Visually-driven beamforming algorithms: The most successful approach to distant microphone speech recognition is to use multiple microphones and apply techniques that enhance the signals coming from some directions while suppressing the signals coming from others. This requires detecting and tracking which directions are important. The project will look at how this information might be extracted from the video signal (e.g.,using person tracking techniques.)

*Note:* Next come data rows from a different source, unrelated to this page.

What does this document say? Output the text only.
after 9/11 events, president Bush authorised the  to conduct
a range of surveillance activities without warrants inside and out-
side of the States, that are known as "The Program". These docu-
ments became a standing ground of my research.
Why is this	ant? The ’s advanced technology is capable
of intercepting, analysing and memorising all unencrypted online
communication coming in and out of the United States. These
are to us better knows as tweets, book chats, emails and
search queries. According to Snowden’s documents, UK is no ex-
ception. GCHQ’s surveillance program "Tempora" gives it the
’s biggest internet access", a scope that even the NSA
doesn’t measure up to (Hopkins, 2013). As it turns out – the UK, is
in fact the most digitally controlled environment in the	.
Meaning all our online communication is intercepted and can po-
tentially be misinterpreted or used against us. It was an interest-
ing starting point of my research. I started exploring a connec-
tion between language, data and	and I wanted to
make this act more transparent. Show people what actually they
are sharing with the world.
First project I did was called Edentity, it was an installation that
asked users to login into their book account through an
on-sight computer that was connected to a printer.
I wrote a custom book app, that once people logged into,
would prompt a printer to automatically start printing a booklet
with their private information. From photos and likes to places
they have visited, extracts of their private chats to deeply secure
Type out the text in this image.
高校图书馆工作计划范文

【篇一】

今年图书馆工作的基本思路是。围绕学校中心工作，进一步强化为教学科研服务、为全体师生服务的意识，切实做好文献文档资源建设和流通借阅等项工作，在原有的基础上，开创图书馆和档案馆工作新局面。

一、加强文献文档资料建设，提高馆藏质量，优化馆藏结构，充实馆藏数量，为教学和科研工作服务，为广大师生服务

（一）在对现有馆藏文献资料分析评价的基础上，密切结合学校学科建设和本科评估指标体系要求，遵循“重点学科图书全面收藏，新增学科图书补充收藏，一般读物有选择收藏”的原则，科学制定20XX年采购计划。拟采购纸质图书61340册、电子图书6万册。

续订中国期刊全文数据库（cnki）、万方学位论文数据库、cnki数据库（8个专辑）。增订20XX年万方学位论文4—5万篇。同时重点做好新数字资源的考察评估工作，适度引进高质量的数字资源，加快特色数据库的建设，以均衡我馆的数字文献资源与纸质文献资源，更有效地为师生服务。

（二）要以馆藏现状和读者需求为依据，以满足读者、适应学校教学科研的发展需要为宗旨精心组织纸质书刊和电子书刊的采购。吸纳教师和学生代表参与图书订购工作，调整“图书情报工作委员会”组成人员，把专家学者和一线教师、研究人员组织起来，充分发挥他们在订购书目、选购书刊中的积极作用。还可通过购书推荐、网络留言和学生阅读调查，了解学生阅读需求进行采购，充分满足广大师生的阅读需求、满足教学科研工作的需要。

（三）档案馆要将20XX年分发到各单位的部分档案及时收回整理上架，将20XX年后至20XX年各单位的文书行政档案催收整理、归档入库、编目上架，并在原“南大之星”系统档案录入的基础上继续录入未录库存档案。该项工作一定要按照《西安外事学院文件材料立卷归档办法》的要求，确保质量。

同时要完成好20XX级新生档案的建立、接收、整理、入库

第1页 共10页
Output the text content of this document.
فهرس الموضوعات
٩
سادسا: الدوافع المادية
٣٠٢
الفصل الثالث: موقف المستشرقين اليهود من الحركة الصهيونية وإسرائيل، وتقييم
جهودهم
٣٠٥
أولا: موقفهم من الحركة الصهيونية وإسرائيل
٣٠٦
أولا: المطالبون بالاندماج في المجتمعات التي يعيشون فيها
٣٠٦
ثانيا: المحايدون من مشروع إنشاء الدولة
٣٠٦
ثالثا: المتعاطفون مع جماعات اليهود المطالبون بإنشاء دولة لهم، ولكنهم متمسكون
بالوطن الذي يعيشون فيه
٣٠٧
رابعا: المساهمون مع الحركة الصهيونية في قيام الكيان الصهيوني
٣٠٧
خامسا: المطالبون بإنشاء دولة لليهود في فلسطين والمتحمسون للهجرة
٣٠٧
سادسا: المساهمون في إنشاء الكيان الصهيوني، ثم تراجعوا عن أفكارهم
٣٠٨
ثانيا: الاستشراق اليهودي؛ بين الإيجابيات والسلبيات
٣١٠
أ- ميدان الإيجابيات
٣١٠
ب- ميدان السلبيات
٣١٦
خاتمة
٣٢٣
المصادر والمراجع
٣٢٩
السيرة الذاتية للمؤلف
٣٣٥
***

Speech recognition with multiple microphone arrays: The 'beamforming' described above requires synchronised microphones with known positions with respect to each other. It can therefore be easily applied across multiple devices whose relative location is uncertain (e.g., combining outputs of two Google Homes in the same room). The CHiME-5 data has up to six devices within the same acoustic area and therefore provides a unique opportunity to find new solutions to this problem. A starting place would be to explore techniques for weighting and fusing the outputs of independent recognition systems.

Methodology
Speech recognition systems have evolved into hugely complex pieces of software. Fortunately, speech research has been effectively open-sourced with the community now focused around the Kaldi speech recognition toolkit. The CHiME-5 data set will be published with an open-source Kaldi 'baseline' that will represent a state-of-the-art system for single device audio-only system. It will also provide a set of 'rules' for training systems that allows
fair comparison between research groups. This will provide a robust reference against which to compare the performance of audio-visual and multi-device extensions.

The research will require a mixture of methods to be employed: video face and person tracking and beamforming algorithms; speech recognition fusion strategies, and signal quality assessment techniques. In addition, it will be necessary to have a fuller understanding of state-of-the-art techniques employed in the baseline recogniser, including convolutional neural networks, i-vector analysis, speaker-adaptive training, neural network language modelling, etc. Fortunately there are many excellent textbooks, tutorial papers and review papers that cover
these areas.

CHiME-5 is a complex 'conversational' speech recognition task. Training and testing the recognition systems will be computationally demanding. Modern speech recognisers use 'deep learning' which requires specialist GPU hardware.